The regulatory guidance throughout the world is if you give combination therapy in HBV, you have to do functional cure as your primary endpoint, not chronic suppression. Okay, so that's a fundamental difference. Our potency and our bioavailability have given us a situation where we don't have drug resistance. Now, what about why are we seeing antigen reductions whereas none of the other previous capsid assembly modulators saw antigen reduction? And that has to do with potency and bioavailability. So the amount of drug required to inhibit the encapsulation of the pregenomic RNA is approximately tenfold less than the amount of drug you need to stabilize the capsid to block the rcDNA from being transported in the nucleus. And simply put, the early capsid assembly modulators never reached concentrations high enough in the liver to evoke that second step. And you know it's very interesting.

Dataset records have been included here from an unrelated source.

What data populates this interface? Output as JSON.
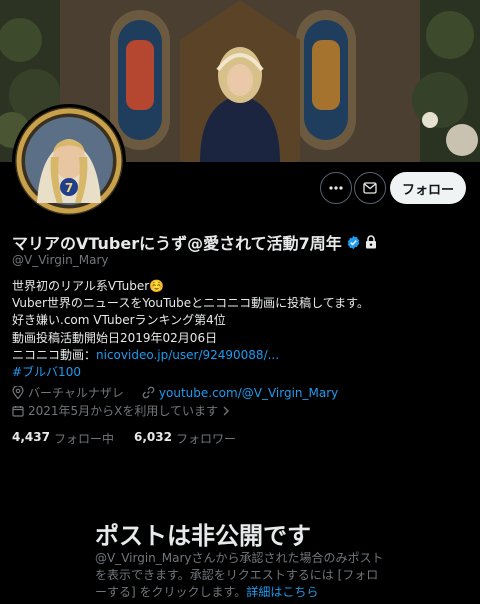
{
  "profile": {
    "display_name": "マリアのVTuberにうず@愛されて活動7周年",
    "handle": "@V_Virgin_Mary",
    "bio_lines": [
      "世界初のリアル系VTuber☺️",
      "Vuber世界のニュースをYouTubeとニコニコ動画に投稿してます。",
      "好き嫌い.com VTuberランキング第4位",
      "動画投稿活動開始日2019年02月06日"
    ],
    "bio_nico_prefix": "ニコニコ動画：",
    "bio_nico_link": "nicovideo.jp/user/92490088/...",
    "hashtag": "#ブルバ100",
    "location": "バーチャルナザレ",
    "website": "youtube.com/@V_Virgin_Mary",
    "joined": "2021年5月からXを利用しています",
    "following_count": "4,437",
    "following_label": "フォロー中",
    "followers_count": "6,032",
    "followers_label": "フォロワー"
  },
  "actions": {
    "follow_label": "フォロー"
  },
  "private_notice": {
    "title": "ポストは非公開です",
    "line1": "@V_Virgin_Maryさんから承認された場合のみポスト",
    "line2": "を表示できます。承認をリクエストするには [フォロ",
    "line3_prefix": "ーする] をクリックします。",
    "line3_link": "詳細はこちら"
  },
  "colors": {
    "background": "#000000",
    "primary_text": "#e7e9ea",
    "secondary_text": "#71767b",
    "link": "#1d9bf0",
    "verified": "#1d9bf0"
  }
}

A lot of you have followed the HCV space, and you might remember that there were many nucleoside analogs before Sovaldi that were giving a little bit of HCV RNA knockdown, but not the data of Sovaldi. What Sovaldi was, was a nucleoside analog that was a pro drug that delivered high concentrations of the active drug into the cells harboring HCV. Our 184 drug is also a pro drug delivering high concentrations of this drug into hepatocytes. Because we have this pro drug technology that allows us to get extremely high concentrations of an extremely potent capsid assembly modulator, we block drug resistance, we block both the primary and secondary mechanisms, or activate the primary and secondary mechanism, and we're seeing data that no one else has seen. Now, with respect to, is it functional cure, is it chronic suppression, I think it's both.

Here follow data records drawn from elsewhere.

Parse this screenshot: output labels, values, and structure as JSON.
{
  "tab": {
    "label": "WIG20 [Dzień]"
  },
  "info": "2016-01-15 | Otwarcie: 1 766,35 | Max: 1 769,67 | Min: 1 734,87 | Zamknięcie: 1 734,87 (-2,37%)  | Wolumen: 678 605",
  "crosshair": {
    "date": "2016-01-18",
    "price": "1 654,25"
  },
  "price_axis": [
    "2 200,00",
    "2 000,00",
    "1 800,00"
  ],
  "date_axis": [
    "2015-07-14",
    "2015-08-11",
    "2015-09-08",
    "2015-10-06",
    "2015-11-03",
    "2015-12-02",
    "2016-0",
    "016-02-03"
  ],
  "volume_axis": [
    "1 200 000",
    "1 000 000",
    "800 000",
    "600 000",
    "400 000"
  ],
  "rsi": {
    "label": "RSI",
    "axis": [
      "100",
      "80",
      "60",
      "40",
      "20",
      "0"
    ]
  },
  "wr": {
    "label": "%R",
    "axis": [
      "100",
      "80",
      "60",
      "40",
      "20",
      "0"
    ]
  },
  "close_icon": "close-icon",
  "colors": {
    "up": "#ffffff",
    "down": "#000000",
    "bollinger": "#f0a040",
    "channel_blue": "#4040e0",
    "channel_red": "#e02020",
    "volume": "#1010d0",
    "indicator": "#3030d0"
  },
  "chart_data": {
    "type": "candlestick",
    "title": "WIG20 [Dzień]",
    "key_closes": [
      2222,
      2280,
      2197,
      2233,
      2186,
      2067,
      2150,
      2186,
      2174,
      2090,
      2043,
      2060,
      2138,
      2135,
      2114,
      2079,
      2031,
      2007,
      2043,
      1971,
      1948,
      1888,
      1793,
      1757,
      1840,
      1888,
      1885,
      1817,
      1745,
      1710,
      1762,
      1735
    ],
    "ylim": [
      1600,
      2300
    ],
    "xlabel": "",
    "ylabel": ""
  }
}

If there are drugs that in subsets of patients can give you functional cure, the patient should have access and be allowed to use those drugs. As I pointed out, that's not the majority of HBV patients. Because we still see patients who are not completely suppressed going on to liver cancer and end-stage liver disease, they need something else. That is where our drug comes in. The last point is that when you combine a nuke with an sRNA or an ASO, it's not contributing to knocking down antigens. It's only blocking DNA replication. No one has combined our drug with an ASO or nuke or sRNA, and we're knocking down antigen production. How much more functional cure would you get if you combined our drug? I think I addressed all of your questions. Maybe there's some that I didn't.
Totally relevant endpoint.
Yeah.
Much better exposure and coverage of the target.
Right.
And it's a combination.
Yeah, eventually in combination. Yeah. Again, regulatory buy-in. This isn't just waving our hands. We've actually had discussions and feedback from those agencies. Again, if we look at the milestones, we're going to have study initiation coming very soon. Readout on the end of treatment and follow-up on the phase 96 week, the phase I-B study at AASLD this year. Then the first interim readout from the B-Supreme study, which is the name of our phase II study, is in 2026. We'll have more clarity on that as enrollment starts and we can make projections. In the E negative patients, it's when they reach week 12. In the E positive patients, when they reach week 24.
In the middle of therapy, because E negatives have a lower baseline HBV DNA, we see it coming down very fast. We can look at week 12. We want to give the E positives more time. Yeah. Yeah, thank you.